Though cystic disease is common in the female pelvis and, in most cases, the ovaries are involved, nonovarian cystic pelvic masses are also found and occur in a number of shapes, sizes, and locations within in the female pelvic region. Their causes, prognosis, and treatment also vary.
Cysts may form because of endometriosis, pelvic inflammatory disease, previous abdominal or pelvic surgery, and trauma. Rarely, a cyst will form in or around the appendix, usually when an appendectomy is involved. The fallopian tubes may become cystic when dilated with fluid, pus, or blood, caused by adhesions from inflammatory disease, tubal ectopic pregnancy, or endometriosis.
A uterine lesion called a leiomyoma — a benign, smooth muscle tumor — is the most common gynecologic tumor, affecting 40% of women over the age of 35. Adenomyosis is another common, benign condition affecting menstruating women, especially those who have had more than one child.
Several types of cysts may form outside the peritoneum, including spinal meningeal cysts, retrorectal developmental cysts, lymphoceles, cystic lymphangiomas, and hemangiomas.

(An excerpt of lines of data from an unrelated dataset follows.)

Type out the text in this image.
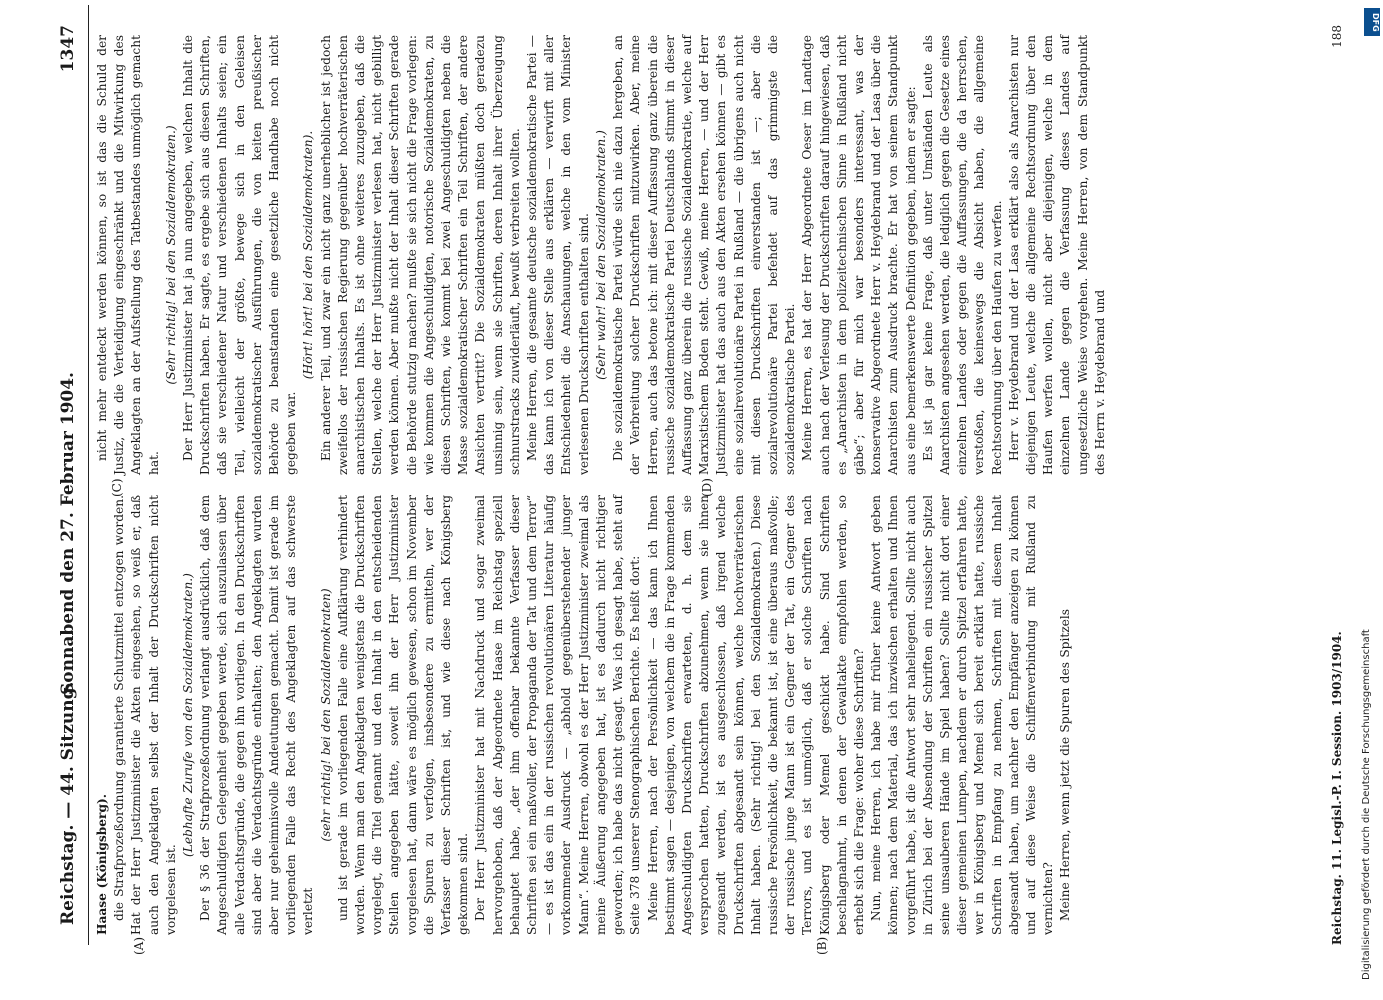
Reichstag. — 44. Sitzung.
Sonnabend den 27. Februar 1904.
1347

Haase (Königsberg). die Strafprozeßordnung garantierte Schutzmittel entzogen worden. Hat der Herr Justizminister die Akten eingesehen, so weiß er, daß auch den Angeklagten selbst der Inhalt der Druckschriften nicht vorgelesen ist.

(Lebhafte Zurufe von den Sozialdemokraten.) Der § 36 der Strafprozeßordnung verlangt ausdrücklich, daß dem Angeschuldigten Gelegenheit gegeben werde, sich auszulassen über alle Verdachtsgründe, die gegen ihn vorliegen. In den Druckschriften sind aber die Verdachtsgründe enthalten; den Angeklagten wurden aber nur geheimnisvolle Andeutungen gemacht. Damit ist gerade im vorliegenden Falle das Recht des Angeklagten auf das schwerste verletzt

(sehr richtig! bei den Sozialdemokraten) und ist gerade im vorliegenden Falle eine Aufklärung verhindert worden. Wenn man den Angeklagten wenigstens die Druckschriften vorgelegt, die Titel genannt und den Inhalt in den entscheidenden Stellen angegeben hätte, soweit ihn der Herr Justizminister vorgelesen hat, dann wäre es möglich gewesen, schon im November die Spuren zu verfolgen, insbesondere zu ermitteln, wer der Verfasser dieser Schriften ist, und wie diese nach Königsberg gekommen sind. Der Herr Justizminister hat mit Nachdruck und sogar zweimal hervorgehoben, daß der Abgeordnete Haase im Reichstag speziell behauptet habe, „der ihm offenbar bekannte Verfasser dieser Schriften sei ein maßvoller, der Propaganda der Tat und dem Terror“ — es ist das ein in der russischen revolutionären Literatur häufig vorkommender Ausdruck — „abhold gegenüberstehender junger Mann“. Meine Herren, obwohl es der Herr Justizminister zweimal als meine Äußerung angegeben hat, ist es dadurch nicht richtiger geworden; ich habe das nicht gesagt. Was ich gesagt habe, steht auf Seite 378 unserer Stenographischen Berichte. Es heißt dort: Meine Herren, nach der Persönlichkeit — das kann ich Ihnen bestimmt sagen — desjenigen, von welchem die in Frage kommenden Angeschuldigten Druckschriften erwarteten, d. h. dem sie versprochen hatten, Druckschriften abzunehmen, wenn sie ihnen zugesandt werden, ist es ausgeschlossen, daß irgend welche Druckschriften abgesandt sein können, welche hochverräterischen Inhalt haben. (Sehr richtig! bei den Sozialdemokraten.) Diese russische Persönlichkeit, die bekannt ist, ist eine überaus maßvolle; der russische junge Mann ist ein Gegner der Tat, ein Gegner des Terrors, und es ist unmöglich, daß er solche Schriften nach Königsberg oder Memel geschickt habe. Sind Schriften beschlagnahmt, in denen der Gewaltakte empfohlen werden, so erhebt sich die Frage: woher diese Schriften? Nun, meine Herren, ich habe mir früher keine Antwort geben können; nach dem Material, das ich inzwischen erhalten und Ihnen vorgeführt habe, ist die Antwort sehr naheliegend. Sollte nicht auch in Zürich bei der Absendung der Schriften ein russischer Spitzel seine unsauberen Hände im Spiel haben? Sollte nicht dort einer dieser gemeinen Lumpen, nachdem er durch Spitzel erfahren hatte, wer in Königsberg und Memel sich bereit erklärt hatte, russische Schriften in Empfang zu nehmen, Schriften mit diesem Inhalt abgesandt haben, um nachher den Empfänger anzeigen zu können und auf diese Weise die Schiffenverbindung mit Rußland zu vernichten? Meine Herren, wenn jetzt die Spuren des Spitzels

nicht mehr entdeckt werden können, so ist das die Schuld der Justiz, die die Verteidigung eingeschränkt und die Mitwirkung des Angeklagten an der Aufstellung des Tatbestandes unmöglich gemacht hat.

(Sehr richtig! bei den Sozialdemokraten.) Der Herr Justizminister hat ja nun angegeben, welchen Inhalt die Druckschriften haben. Er sagte, es ergebe sich aus diesen Schriften, daß sie verschiedener Natur und verschiedenen Inhalts seien; ein Teil, vielleicht der größte, bewege sich in den Geleisen sozialdemokratischer Ausführungen, die von keiten preußischer Behörde zu beanstanden eine gesetzliche Handhabe noch nicht gegeben war.

(Hört! hört! bei den Sozialdemokraten). Ein anderer Teil, und zwar ein nicht ganz unerheblicher ist jedoch zweifellos der russischen Regierung gegenüber hochverräterischen anarchistischen Inhalts. Es ist ohne weiteres zuzugeben, daß die Stellen, welche der Herr Justizminister verlesen hat, nicht gebilligt werden können. Aber mußte nicht der Inhalt dieser Schriften gerade die Behörde stutzig machen? mußte sie sich nicht die Frage vorlegen: wie kommen die Angeschuldigten, notorische Sozialdemokraten, zu diesen Schriften, wie kommt bei zwei Angeschuldigten neben die Masse sozialdemokratischer Schriften ein Teil Schriften, der andere Ansichten vertritt? Die Sozialdemokraten müßten doch geradezu unsinnig sein, wenn sie Schriften, deren Inhalt ihrer Überzeugung schnurstracks zuwiderläuft, bewußt verbreiten wollten. Meine Herren, die gesamte deutsche sozialdemokratische Partei — das kann ich von dieser Stelle aus erklären — verwirft mit aller Entschiedenheit die Anschauungen, welche in den vom Minister verlesenen Druckschriften enthalten sind. (Sehr wahr! bei den Sozialdemokraten.) Die sozialdemokratische Partei würde sich nie dazu hergeben, an der Verbreitung solcher Druckschriften mitzuwirken. Aber, meine Herren, auch das betone ich: mit dieser Auffassung ganz überein die russische sozialdemokratische Partei Deutschlands stimmt in dieser Auffassung ganz überein die russische Sozialdemokratie, welche auf Marxistischem Boden steht. Gewiß, meine Herren, — und der Herr Justizminister hat das auch aus den Akten ersehen können — gibt es eine sozialrevolutionäre Partei in Rußland — die übrigens auch nicht mit diesen Druckschriften einverstanden ist —; aber die sozialrevolutionäre Partei befehdet auf das grimmigste die sozialdemokratische Partei. Meine Herren, es hat der Herr Abgeordnete Oeser im Landtage auch nach der Verlesung der Druckschriften darauf hingewiesen, daß es „Anarchisten in dem polizeitechnischen Sinne in Rußland nicht gäbe“; aber für mich war besonders interessant, was der konservative Abgeordnete Herr v. Heydebrand und der Lasa über die Anarchisten zum Ausdruck brachte. Er hat von seinem Standpunkt aus eine bemerkenswerte Definition gegeben, indem er sagte: Es ist ja gar keine Frage, daß unter Umständen Leute als Anarchisten angesehen werden, die lediglich gegen die Gesetze eines einzelnen Landes oder gegen die Auffassungen, die da herrschen, verstoßen, die keineswegs die Absicht haben, die allgemeine Rechtsordnung über den Haufen zu werfen. Herr v. Heydebrand und der Lasa erklärt also als Anarchisten nur diejenigen Leute, welche die allgemeine Rechtsordnung über den Haufen werfen wollen, nicht aber diejenigen, welche in dem einzelnen Lande gegen die Verfassung dieses Landes auf ungesetzliche Weise vorgehen. Meine Herren, von dem Standpunkt des Herrn v. Heydebrand und

(A)	(B)
(C)	(D)
Reichstag. 11. Legisl.-P. I. Session. 1903/1904.
188
Digitalisierung gefördert durch die Deutsche Forschungsgemeinschaft
DFG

Finally, pelvic abscesses may result from appendicitis, diverticulitis, inflammatory bowel disease, postoperative anastomotic leak, infected hematoma, lymphocele, seroma, and urinoma.
Multiple types of imaging are available and necessary, along with a physical examination and thorough medical history, to determine the exact nature of the abdominal mass and thus to determine the best course of treatment.